Interleaved Practice(差し挟み練習)、もしくはDistributed Practice(分散練習)これは実際には、間隔反復の原理を一回の練習時間の中で用いたもので、一度の練習の中で、同じセクションを短い時間、複数回行うこと。その際に、短いセクションをランダムな順番に混ぜて(つまり差し挟んで)やることだ。すべてのセクションを順番に長い時間練習するBlocked Practiceより効果があることが研究からわかっている。

暗譜というのは中期・長期記憶に音を刻み込んでいくことだから、そのためには覚えた音を中期・長期記憶から取り出すという作業を練習する必要がある。今覚えたばかりの音は作業記憶に保存されているため、すぐに繰り返して想起して弾けたとしても、それは作業記憶から取り出して弾いているだけの可能性が高い。その時は弾けても、次の日には忘れている度合が高く、非効率的になる。

差し挟み練習では、まずAセクションを短時間練習し、次にC,E,B、D とランダムに他のセクションの練習を間に差し挟んでいく。つまり作業記憶スペースには次々と新しい情報が流れ込んでくるので、最初にインプットしたAを保持しているのが難しくなる。(人間は一度に7つぐらいしか作業記憶スペースに保持できないらしい。
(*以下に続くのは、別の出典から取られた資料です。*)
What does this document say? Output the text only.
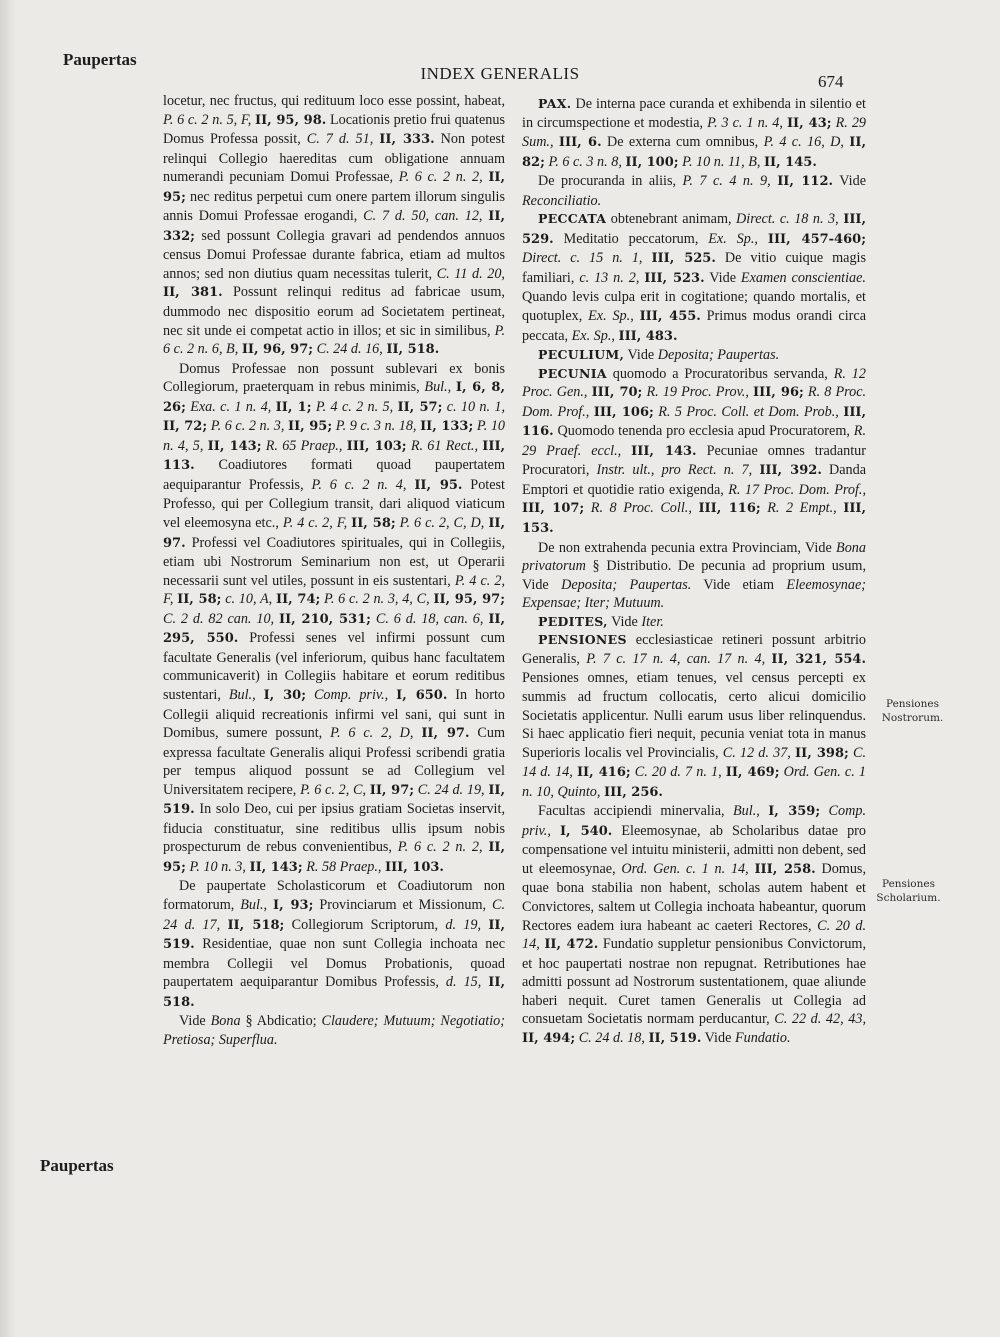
Paupertas
INDEX GENERALIS	674

locetur, nec fructus, qui redituum loco esse possint, habeat, P. 6 c. 2 n. 5, F, II, 95, 98. Locationis pretio frui quatenus Domus Professa possit, C. 7 d. 51, II, 333. Non potest relinqui Collegio haereditas cum obligatione annuam numerandi pecuniam Domui Professae, P. 6 c. 2 n. 2, II, 95; nec reditus perpetui cum onere partem illorum singulis annis Domui Professae erogandi, C. 7 d. 50, can. 12, II, 332; sed possunt Collegia gravari ad pendendos annuos census Domui Professae durante fabrica, etiam ad multos annos; sed non diutius quam necessitas tulerit, C. 11 d. 20, II, 381. Possunt relinqui reditus ad fabricae usum, dummodo nec dispositio eorum ad Societatem pertineat, nec sit unde ei competat actio in illos; et sic in similibus, P. 6 c. 2 n. 6, B, II, 96, 97; C. 24 d. 16, II, 518.

Domus Professae non possunt sublevari ex bonis Collegiorum, praeterquam in rebus minimis, Bul., I, 6, 8, 26; Exa. c. 1 n. 4, II, 1; P. 4 c. 2 n. 5, II, 57; c. 10 n. 1, II, 72; P. 6 c. 2 n. 3, II, 95; P. 9 c. 3 n. 18, II, 133; P. 10 n. 4, 5, II, 143; R. 65 Praep., III, 103; R. 61 Rect., III, 113. Coadiutores formati quoad paupertatem aequiparantur Professis, P. 6 c. 2 n. 4, II, 95. Potest Professo, qui per Collegium transit, dari aliquod viaticum vel eleemosyna etc., P. 4 c. 2, F, II, 58; P. 6 c. 2, C, D, II, 97. Professi vel Coadiutores spirituales, qui in Collegiis, etiam ubi Nostrorum Seminarium non est, ut Operarii necessarii sunt vel utiles, possunt in eis sustentari, P. 4 c. 2, F, II, 58; c. 10, A, II, 74; P. 6 c. 2 n. 3, 4, C, II, 95, 97; C. 2 d. 82 can. 10, II, 210, 531; C. 6 d. 18, can. 6, II, 295, 550. Professi senes vel infirmi possunt cum facultate Generalis (vel inferiorum, quibus hanc facultatem communicaverit) in Collegiis habitare et eorum reditibus sustentari, Bul., I, 30; Comp. priv., I, 650. In horto Collegii aliquid recreationis infirmi vel sani, qui sunt in Domibus, sumere possunt, P. 6 c. 2, D, II, 97. Cum expressa facultate Generalis aliqui Professi scribendi gratia per tempus aliquod possunt se ad Collegium vel Universitatem recipere, P. 6 c. 2, C, II, 97; C. 24 d. 19, II, 519. In solo Deo, cui per ipsius gratiam Societas inservit, fiducia constituatur, sine reditibus ullis ipsum nobis prospecturum de rebus convenientibus, P. 6 c. 2 n. 2, II, 95; P. 10 n. 3, II, 143; R. 58 Praep., III, 103.

De paupertate Scholasticorum et Coadiutorum non formatorum, Bul., I, 93; Provinciarum et Missionum, C. 24 d. 17, II, 518; Collegiorum Scriptorum, d. 19, II, 519. Residentiae, quae non sunt Collegia inchoata nec membra Collegii vel Domus Probationis, quoad paupertatem aequiparantur Domibus Professis, d. 15, II, 518.

Vide Bona § Abdicatio; Claudere; Mutuum; Negotiatio; Pretiosa; Superflua.

PAX. De interna pace curanda et exhibenda in silentio et in circumspectione et modestia, P. 3 c. 1 n. 4, II, 43; R. 29 Sum., III, 6. De externa cum omnibus, P. 4 c. 16, D, II, 82; P. 6 c. 3 n. 8, II, 100; P. 10 n. 11, B, II, 145.

De procuranda in aliis, P. 7 c. 4 n. 9, II, 112. Vide Reconciliatio.

PECCATA obtenebrant animam, Direct. c. 18 n. 3, III, 529. Meditatio peccatorum, Ex. Sp., III, 457-460; Direct. c. 15 n. 1, III, 525. De vitio cuique magis familiari, c. 13 n. 2, III, 523. Vide Examen conscientiae. Quando levis culpa erit in cogitatione; quando mortalis, et quotuplex, Ex. Sp., III, 455. Primus modus orandi circa peccata, Ex. Sp., III, 483.

PECULIUM, Vide Deposita; Paupertas.

PECUNIA quomodo a Procuratoribus servanda, R. 12 Proc. Gen., III, 70; R. 19 Proc. Prov., III, 96; R. 8 Proc. Dom. Prof., III, 106; R. 5 Proc. Coll. et Dom. Prob., III, 116. Quomodo tenenda pro ecclesia apud Procuratorem, R. 29 Praef. eccl., III, 143. Pecuniae omnes tradantur Procuratori, Instr. ult., pro Rect. n. 7, III, 392. Danda Emptori et quotidie ratio exigenda, R. 17 Proc. Dom. Prof., III, 107; R. 8 Proc. Coll., III, 116; R. 2 Empt., III, 153.

De non extrahenda pecunia extra Provinciam, Vide Bona privatorum § Distributio. De pecunia ad proprium usum, Vide Deposita; Paupertas. Vide etiam Eleemosynae; Expensae; Iter; Mutuum.

PEDITES, Vide Iter.

PENSIONES ecclesiasticae retineri possunt arbitrio Generalis, P. 7 c. 17 n. 4, can. 17 n. 4, II, 321, 554. Pensiones omnes, etiam tenues, vel census percepti ex summis ad fructum collocatis, certo alicui domicilio Societatis applicentur. Nulli earum usus liber relinquendus. Si haec applicatio fieri nequit, pecunia veniat tota in manus Superioris localis vel Provincialis, C. 12 d. 37, II, 398; C. 14 d. 14, II, 416; C. 20 d. 7 n. 1, II, 469; Ord. Gen. c. 1 n. 10, Quinto, III, 256.

Facultas accipiendi minervalia, Bul., I, 359; Comp. priv., I, 540. Eleemosynae, ab Scholaribus datae pro compensatione vel intuitu ministerii, admitti non debent, sed ut eleemosynae, Ord. Gen. c. 1 n. 14, III, 258. Domus, quae bona stabilia non habent, scholas autem habent et Convictores, saltem ut Collegia inchoata habeantur, quorum Rectores eadem iura habeant ac caeteri Rectores, C. 20 d. 14, II, 472. Fundatio suppletur pensionibus Convictorum, et hoc paupertati nostrae non repugnat. Retributiones hae admitti possunt ad Nostrorum sustentationem, quae aliunde haberi nequit. Curet tamen Generalis ut Collegia ad consuetam Societatis normam perducantur, C. 22 d. 42, 43, II, 494; C. 24 d. 18, II, 519. Vide Fundatio.

Pensiones
Nostrorum.
Pensiones
Scholarium.
Paupertas
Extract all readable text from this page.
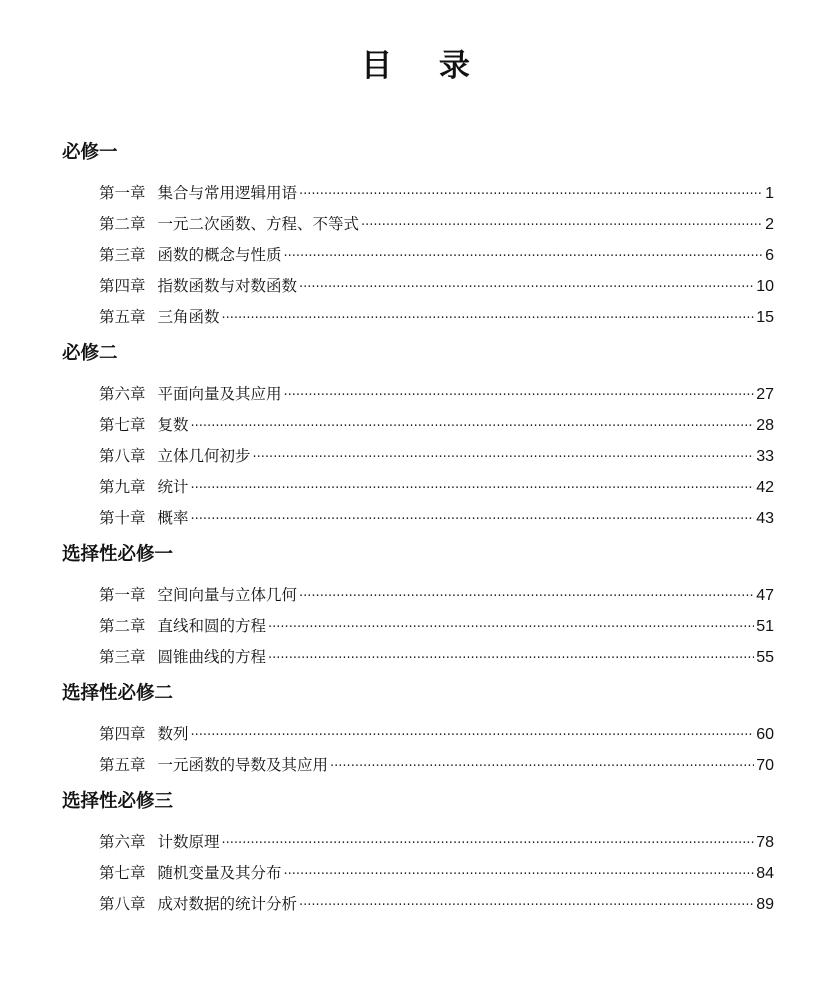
目 录
必修一
第一章 集合与常用逻辑用语 ·····	1
第二章 一元二次函数、方程、不等式 ·····	2
第三章 函数的概念与性质 ·····	6
第四章 指数函数与对数函数 ·····	10
第五章 三角函数 ·····	15
必修二
第六章 平面向量及其应用 ·····	27
第七章 复数 ·····	28
第八章 立体几何初步 ·····	33
第九章 统计 ·····	42
第十章 概率 ·····	43
选择性必修一
第一章 空间向量与立体几何 ·····	47
第二章 直线和圆的方程 ·····	51
第三章 圆锥曲线的方程 ·····	55
选择性必修二
第四章 数列 ·····	60
第五章 一元函数的导数及其应用 ·····	70
选择性必修三
第六章 计数原理 ·····	78
第七章 随机变量及其分布 ·····	84
第八章 成对数据的统计分析 ·····	89
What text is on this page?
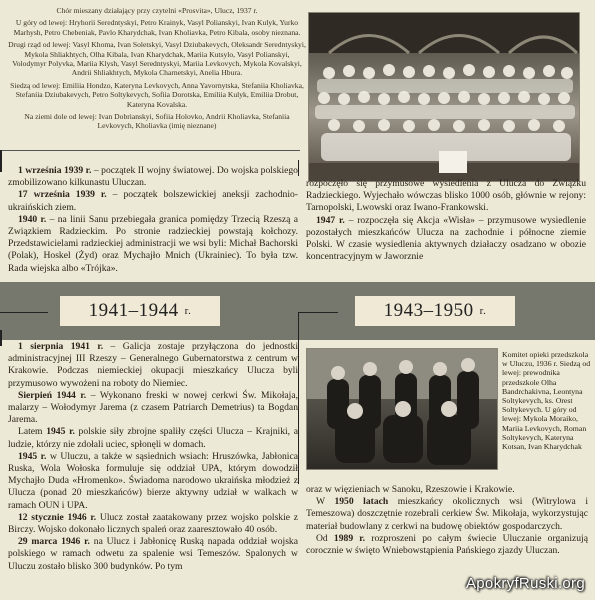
Chór mieszany działający przy czytelni «Prosvita», Ulucz, 1937 r.

U góry od lewej: Hryhorii Seredntyskyi, Petro Krainyk, Vasyl Polianskyi, Ivan Kulyk, Yurko Marhysh, Petro Chebeniak, Pavlo Kharydchak, Ivan Kholiavka, Petro Kibala, osoby nieznana.

Drugi rząd od lewej: Vasyl Khoma, Ivan Soletskyi, Vasyl Dziubakevych, Oleksandr Seredntyskyi, Mykola Shliakhtych, Olha Kibala, Ivan Kharydchak, Mariia Kutsylo, Vasyl Polianskyi, Volodymyr Polyvka, Mariia Klysh, Vasyl Seredntyskyi, Mariia Levkovych, Mykola Kovalskyi, Andrii Shliakhtych, Mykola Charnetskyi, Anelia Hbura.

Siedzą od lewej: Emiliia Hondzo, Kateryna Levkovych, Anna Yavornytska, Stefaniia Kholiavka, Stefaniia Dziubakevych, Petro Soltykevych, Sofiia Dorotska, Emiliia Kulyk, Emiliia Drobut, Kateryna Kovalska.

Na ziemi dole od lewej: Ivan Dobrianskyi, Sofiia Holovko, Andrii Kholiavka, Stefaniia Levkovych, Kholiavka (imię nieznane)

1 września 1939 r. – początek II wojny światowej. Do wojska polskiego zmobilizowano kilkunastu Uluczan.

17 września 1939 r. – początek bolszewickiej aneksji zachodnio-ukraińskich ziem.

1940 r. – na linii Sanu przebiegała granica pomiędzy Trzecią Rzeszą a Związkiem Radzieckim. Po stronie radzieckiej powstają kołchozy. Przedstawicielami radzieckiej administracji we wsi byli: Michał Bachorski (Polak), Hoskel (Żyd) oraz Mychajło Mnich (Ukrainiec). To była tzw. Rada wiejska albo «Trójka».

rozpoczęło się przymusowe wysiedlenia z Ulucza do Związku Radzieckiego. Wyjechało wówczas blisko 1000 osób, głównie w rejony: Tarnopolski, Lwowski oraz Iwano-Frankowski.

1947 r. – rozpoczęła się Akcja «Wisła» – przymusowe wysiedlenie pozostałych mieszkańców Ulucza na zachodnie i północne ziemie Polski. W czasie wysiedlenia aktywnych działaczy osadzano w obozie koncentracyjnym w Jaworznie

1941–1944 r.	1943–1950 r.

1 sierpnia 1941 r. – Galicja zostaje przyłączona do jednostki administracyjnej III Rzeszy – Generalnego Gubernatorstwa z centrum w Krakowie. Podczas niemieckiej okupacji mieszkańcy Ulucza byli przymusowo wywożeni na roboty do Niemiec.

Sierpień 1944 r. – Wykonano freski w nowej cerkwi Św. Mikołaja, malarzy – Wołodymyr Jarema (z czasem Patriarch Demetrius) ta Bogdan Jarema.

Latem 1945 r. polskie siły zbrojne spaliły części Ulucza – Krajniki, a ludzie, którzy nie zdołali uciec, spłonęli w domach.

1945 r. w Uluczu, a także w sąsiednich wsiach: Hruszówka, Jabłonica Ruska, Wola Wołoska formuluje się oddział UPA, którym dowodził Mychajło Duda «Hromenko». Świadoma narodowo ukraińska młodzież z Ulucza (ponad 20 mieszkańców) bierze aktywny udział w walkach w ramach OUN i UPA.

12 stycznie 1946 r. Ulucz został zaatakowany przez wojsko polskie z Birczy. Wojsko dokonało licznych spaleń oraz zaaresztowało 40 osób.

29 marca 1946 r. na Ulucz i Jabłonicę Ruską napada oddział wojska polskiego w ramach odwetu za spalenie wsi Temeszów. Spalonych w Uluczu zostało blisko 300 budynków. Po tym

Komitet opieki przedszkola w Uluczu, 1936 r. Siedzą od lewej: prewodnika przedszkole Olha Bandrchakivna, Leontyna Soltykevych, ks. Orest Soltykevych. U góry od lewej: Mykola Moraiko, Mariia Levkovych, Roman Soltykevych, Kateryna Kotsan, Ivan Kharydchak

oraz w więzieniach w Sanoku, Rzeszowie i Krakowie.

W 1950 latach mieszkańcy okolicznych wsi (Witrylowa i Temeszowa) doszczętnie rozebrali cerkiew Św. Mikołaja, wykorzystując materiał budowlany z cerkwi na budowę obiektów gospodarczych.

Od 1989 r. rozproszeni po całym świecie Uluczanie organizują corocznie w święto Wniebowstąpienia Pańskiego zjazdy Uluczan.

ApokryfRuski.org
音楽の演奏ではひとつのセクションを弾くのにさえ、7つどころではない多くの作業が複合的に含まれていることを考えれば、おそらくひとつかふたつの短いセクションを続けて練習しただけでも、最初に入れたセクションは作業記憶からクリアされるのではないか)。つまり最初にインプットしたAは、他のセクションをインプットしている間に作業記憶スペースからかなりクリアされてしまっている可能性が高く、ということは次に何分か後に再びAの練習に戻って来た時には、作業記憶からではなく、中期・長期記憶から引き出そうしなければ引き出せないことになる。

このように、差し挟み練習法を取ることで、記憶したことを中期・長期記憶から取り出す神経回路を強化する訓練になっているようだ。Blocked Practiceはその時は弾けるので弾けたような感覚が得られるのだが、それこそが落とし穴とも言える。

このアプリでは、あらかじめ打ち込んで置いたセクションやサブセクションをアプリがランダムな順番で指示してくる。